US stocks: The S&P 500 gained 0.85% to close at 6,587, the 24th record high close of 2025. The Nasdaq rose by 0.6% to settle at 23,993, a fourth straight record closing high and a seventh straight day of gains. The latter hasn’t been seen since August last year. The Dow Jones finished at 46,108, up 1.36% as it breached 46,000 for the first time ever. All sectors were in the green except for a marginal loss of the Energy sector. Materials and Health led the gainers with Tech and Communication Services lagging. Oracle fell back 6.2% after its record-breaking surge on Wednesday. The tech company had revealed its pipeline of contracts to supply computing power to AI groups had expanded to $455bn from just $138bn three months ago. That briefly made its CEO Larry Ellison the world’s richest man. Tesla climbed 6% while Micron jumped 7.6% after Citigroup raised its price target to $175. The semiconductor index (SOX) hit an all-time high.

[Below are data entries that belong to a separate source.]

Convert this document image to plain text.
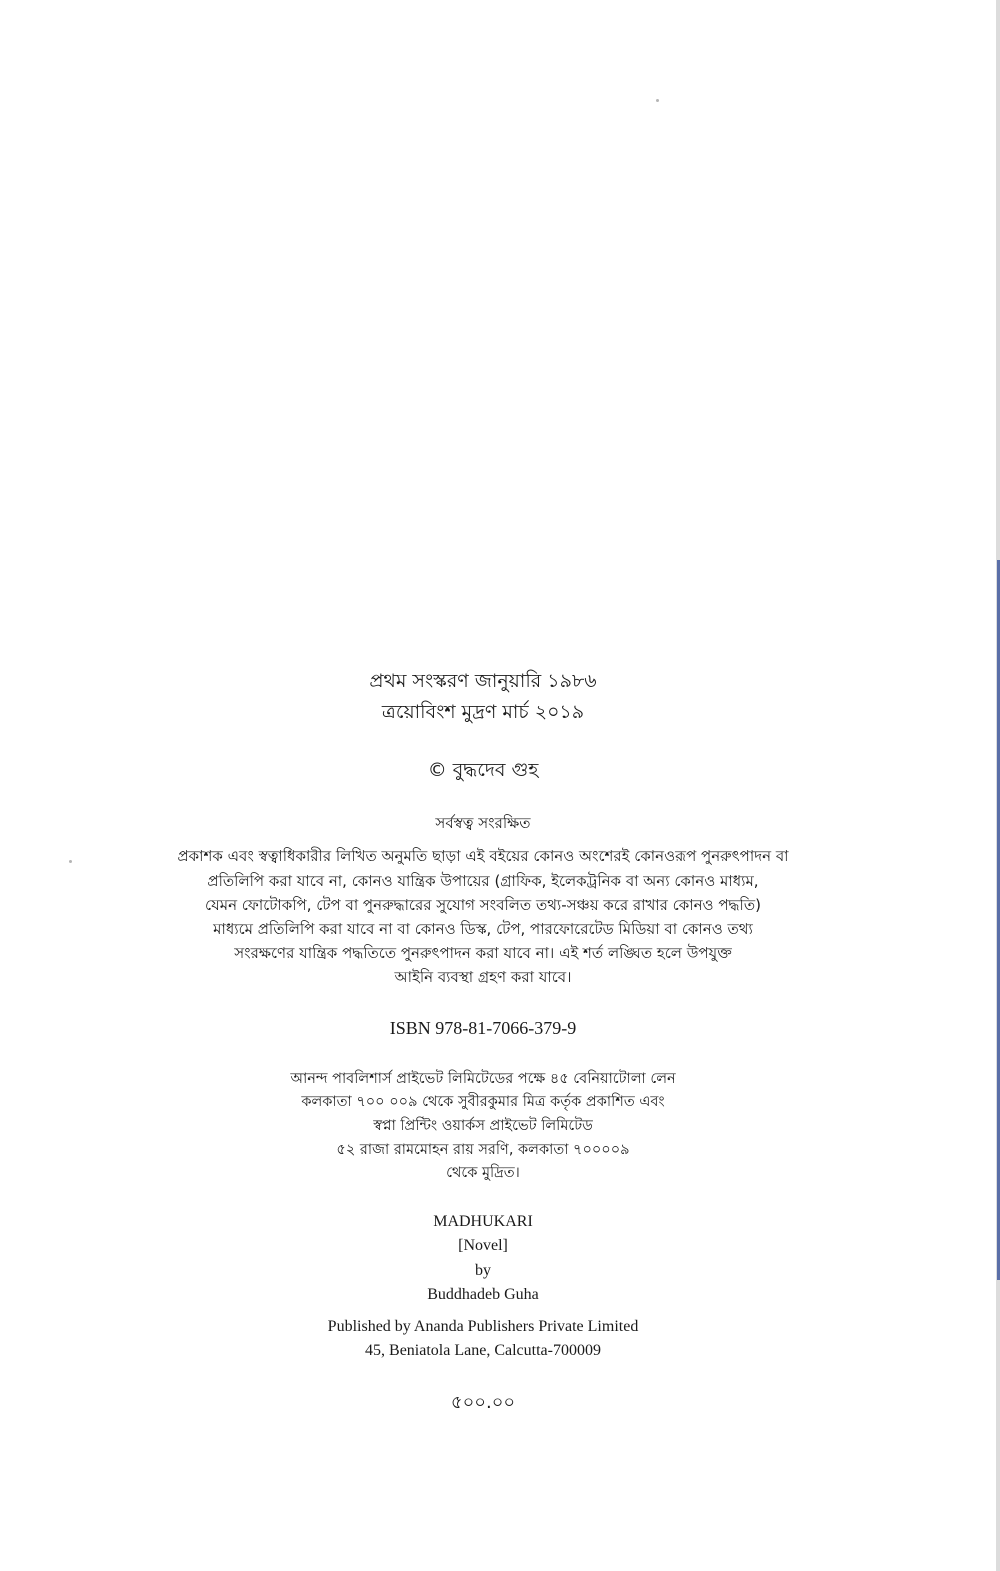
প্রথম সংস্করণ জানুয়ারি ১৯৮৬
ত্রয়োবিংশ মুদ্রণ মার্চ ২০১৯
© বুদ্ধদেব গুহ
সর্বস্বত্ব সংরক্ষিত
প্রকাশক এবং স্বত্বাধিকারীর লিখিত অনুমতি ছাড়া এই বইয়ের কোনও অংশেরই কোনওরূপ পুনরুৎপাদন বা
প্রতিলিপি করা যাবে না, কোনও যান্ত্রিক উপায়ের (গ্রাফিক, ইলেকট্রনিক বা অন্য কোনও মাধ্যম,
যেমন ফোটোকপি, টেপ বা পুনরুদ্ধারের সুযোগ সংবলিত তথ্য-সঞ্চয় করে রাখার কোনও পদ্ধতি)
মাধ্যমে প্রতিলিপি করা যাবে না বা কোনও ডিস্ক, টেপ, পারফোরেটেড মিডিয়া বা কোনও তথ্য
সংরক্ষণের যান্ত্রিক পদ্ধতিতে পুনরুৎপাদন করা যাবে না। এই শর্ত লঙ্ঘিত হলে উপযুক্ত
আইনি ব্যবস্থা গ্রহণ করা যাবে।
ISBN 978-81-7066-379-9
আনন্দ পাবলিশার্স প্রাইভেট লিমিটেডের পক্ষে ৪৫ বেনিয়াটোলা লেন
কলকাতা ৭০০ ০০৯ থেকে সুবীরকুমার মিত্র কর্তৃক প্রকাশিত এবং
স্বপ্না প্রিন্টিং ওয়ার্কস প্রাইভেট লিমিটেড
৫২ রাজা রামমোহন রায় সরণি, কলকাতা ৭০০০০৯
থেকে মুদ্রিত।
MADHUKARI
[Novel]
by
Buddhadeb Guha
Published by Ananda Publishers Private Limited
45, Beniatola Lane, Calcutta-700009
৫০০.০০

Asian stocks: Futures are in the green. Stocks traded mostly mixed after soft US PPI data but most awaiting CPI figures. The ASX 200 was muted as financials, consumer discretionary and healthcare lagged. The Nikkei 225 rose through 44,000 to fresh highs on tech strength, despite mixed data. The Hang Seng and Shanghai Comp were mixed with Hong Kong lower as pharma dragged, on reports the US is considering big restrictions on medicines from China.
Gold has, quite predictably, paused for breath after its strong, classic break to the upside which began at the end of August. The record high sits at $3,674 with bugs content to consolidate amid falling Treasury yields and fairly elevated geopolitical tensions.
Day Ahead – UK GDP
Growth is expected to print three-tenths lower at 0.1% in July after June’s strong upside surprise. Manufacturing and construction are both set to act as a drag on activity. That would see the Q2 reading at 0.3%, somewhat lower than the 0.7% pace from Q1 which was boosted by government consumption. Going forward, economists reckon Q3 could remain surprisingly solid with good weather and possibly the Oasis concerts helping.
There is a lot of top tier UK data next week with job numbers released on Tuesday, CPI figures on Wednesday ahead of the BoE meeting on Thursday. Markets are expecting the MPC to sit on its hands, as price cuts have been priced out in recent weeks. Sticky inflation alongside slowing growth leaves policymakers between a rock and a hard place, but their primary concern at present is elevated price pressures.
Chart of the Day – GBP/JPY building for a breakout?
This cross has both the BoE and BoJ meetings next week to contend with. As both are likely to stand pat on rates, who will be the most hawkish? The chart is signalling upside pressure with support at the 50-day SMA at 198.60 and below here at the major Fib level (61.8%) of the July to August 2024 fall at 197.42. Resistance resides at the swing high from October last year at 199.70, which capped the upside on several occassions over this summer. Momentum strategies that we use tell us that the longer prices track sideways, the bigger the breakout will be, and this is typically in line with the longer-term dominant trend. Upside targets include the minor fib (78.6%) at 202.12, ahead of the very long-term high at 208.12.